Greece’s government has announced the details of a new property tax, which it said it must introduce to qualify for a sorely needed 8 billion euros loan tranche by plugging a 2 billion euros budget shortfall.
Announcing the new tax after an emergency cabinet meeting last Sunday morning, finance minister Evangelos Venizelos said his government had no option but to do “everything necessary” to cover the budget shortfall, following a deeper-than-expected recession.
Forecasting that the next two months would be “hellish” for the Greek people, Mr Venizelos said the revenue shortfalls threatened the country’s vital international bailout program.
He added that, along with efforts announced last week to reduce the size of the country’s public sector, the new measures would boost lagging revenue by 2 billion euros, or about 1 per cent of annual gross domestic product.
The new property tax will see property owners pay 50 cents to 10 euros per square metre according to the value of the property, with the total amount payable being calculated according to various social criteria, such as the owner’s income and the size of his or her family.
On average, property owners can expect to pay 4 euros per square metre of built surface.
The government opted to include the tax in electricity bills because they contain data on both the size of apartments and their age.

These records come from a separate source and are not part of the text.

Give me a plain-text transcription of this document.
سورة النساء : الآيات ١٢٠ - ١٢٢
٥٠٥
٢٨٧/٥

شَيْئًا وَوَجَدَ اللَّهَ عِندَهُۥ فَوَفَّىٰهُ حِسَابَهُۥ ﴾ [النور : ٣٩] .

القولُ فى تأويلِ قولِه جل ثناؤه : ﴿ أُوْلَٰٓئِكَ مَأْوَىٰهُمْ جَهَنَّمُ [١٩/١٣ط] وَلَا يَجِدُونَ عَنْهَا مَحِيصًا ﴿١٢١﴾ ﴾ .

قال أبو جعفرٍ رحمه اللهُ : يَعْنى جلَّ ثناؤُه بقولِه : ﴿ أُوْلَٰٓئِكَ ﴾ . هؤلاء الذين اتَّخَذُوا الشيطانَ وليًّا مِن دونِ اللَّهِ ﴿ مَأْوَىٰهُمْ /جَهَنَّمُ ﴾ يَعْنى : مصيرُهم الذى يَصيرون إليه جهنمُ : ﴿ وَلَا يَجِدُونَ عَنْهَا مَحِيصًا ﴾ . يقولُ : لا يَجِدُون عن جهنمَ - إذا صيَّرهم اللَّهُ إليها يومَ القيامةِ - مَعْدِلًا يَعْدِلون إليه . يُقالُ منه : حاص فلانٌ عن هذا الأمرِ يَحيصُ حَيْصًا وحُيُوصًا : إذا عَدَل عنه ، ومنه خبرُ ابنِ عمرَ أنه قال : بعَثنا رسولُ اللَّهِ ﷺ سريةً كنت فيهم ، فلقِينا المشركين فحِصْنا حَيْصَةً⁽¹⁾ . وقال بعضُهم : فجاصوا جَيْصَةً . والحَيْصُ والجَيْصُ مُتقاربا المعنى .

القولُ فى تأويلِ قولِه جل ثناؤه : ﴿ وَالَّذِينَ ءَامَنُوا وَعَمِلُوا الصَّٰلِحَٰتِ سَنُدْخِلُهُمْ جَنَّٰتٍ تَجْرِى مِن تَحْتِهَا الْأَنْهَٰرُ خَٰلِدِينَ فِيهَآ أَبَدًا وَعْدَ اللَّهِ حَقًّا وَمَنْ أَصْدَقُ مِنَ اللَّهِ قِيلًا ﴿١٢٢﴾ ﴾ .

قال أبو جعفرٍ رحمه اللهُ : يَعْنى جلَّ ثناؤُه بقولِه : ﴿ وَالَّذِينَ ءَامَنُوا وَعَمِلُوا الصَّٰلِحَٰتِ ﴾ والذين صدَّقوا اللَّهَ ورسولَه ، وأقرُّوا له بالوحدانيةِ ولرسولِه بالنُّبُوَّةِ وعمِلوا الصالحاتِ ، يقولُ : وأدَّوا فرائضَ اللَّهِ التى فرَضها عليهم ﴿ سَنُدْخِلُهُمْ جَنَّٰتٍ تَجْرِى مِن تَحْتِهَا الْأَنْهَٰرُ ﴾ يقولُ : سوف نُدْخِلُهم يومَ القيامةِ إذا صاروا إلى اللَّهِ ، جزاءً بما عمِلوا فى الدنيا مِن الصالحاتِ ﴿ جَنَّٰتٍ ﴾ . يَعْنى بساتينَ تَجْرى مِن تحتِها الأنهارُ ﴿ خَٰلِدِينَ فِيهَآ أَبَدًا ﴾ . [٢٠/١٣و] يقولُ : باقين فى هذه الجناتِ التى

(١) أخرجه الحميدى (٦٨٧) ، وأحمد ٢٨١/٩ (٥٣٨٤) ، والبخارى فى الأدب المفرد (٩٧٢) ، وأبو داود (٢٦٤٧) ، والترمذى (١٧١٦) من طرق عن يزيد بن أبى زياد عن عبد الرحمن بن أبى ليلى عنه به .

The tax will be levied on all buildings with an electricity supply, whether residential or holiday homes, but low-population areas may be exempted. Industrial installations and hotels might also be exempted but shops will have to pay.
Those liable to pay the tax will be property owners and not tenants. The unemployed and low-paid pensioners will be exempted, while low-income families on the so-called social electricity tariff will be subject to the lowest rate.
Sunday’s announcement of the new blanket property tax, which has been condemned vociferously by all of Greece’s opposition parties, has severely undermined the fragile credibility of Prime Minister George Papandreou, who, in a keynote address delivered on Saturday evening at the country’s major international trade fair in Thessaloniki, gave no indication that the new surtax was on its way.
In his speech, Mr Papandreou said that, in an effort to tackle unemployment, his government would soon begin distributing 100,000 hectares of land to young people who wanted to become farmers. He also pledged to boost investment in tourism and solar power development.
The fair was accompanied by extensive rioting on the streets of the northern port city, as some 25,000 people attended an anti-austerity protest.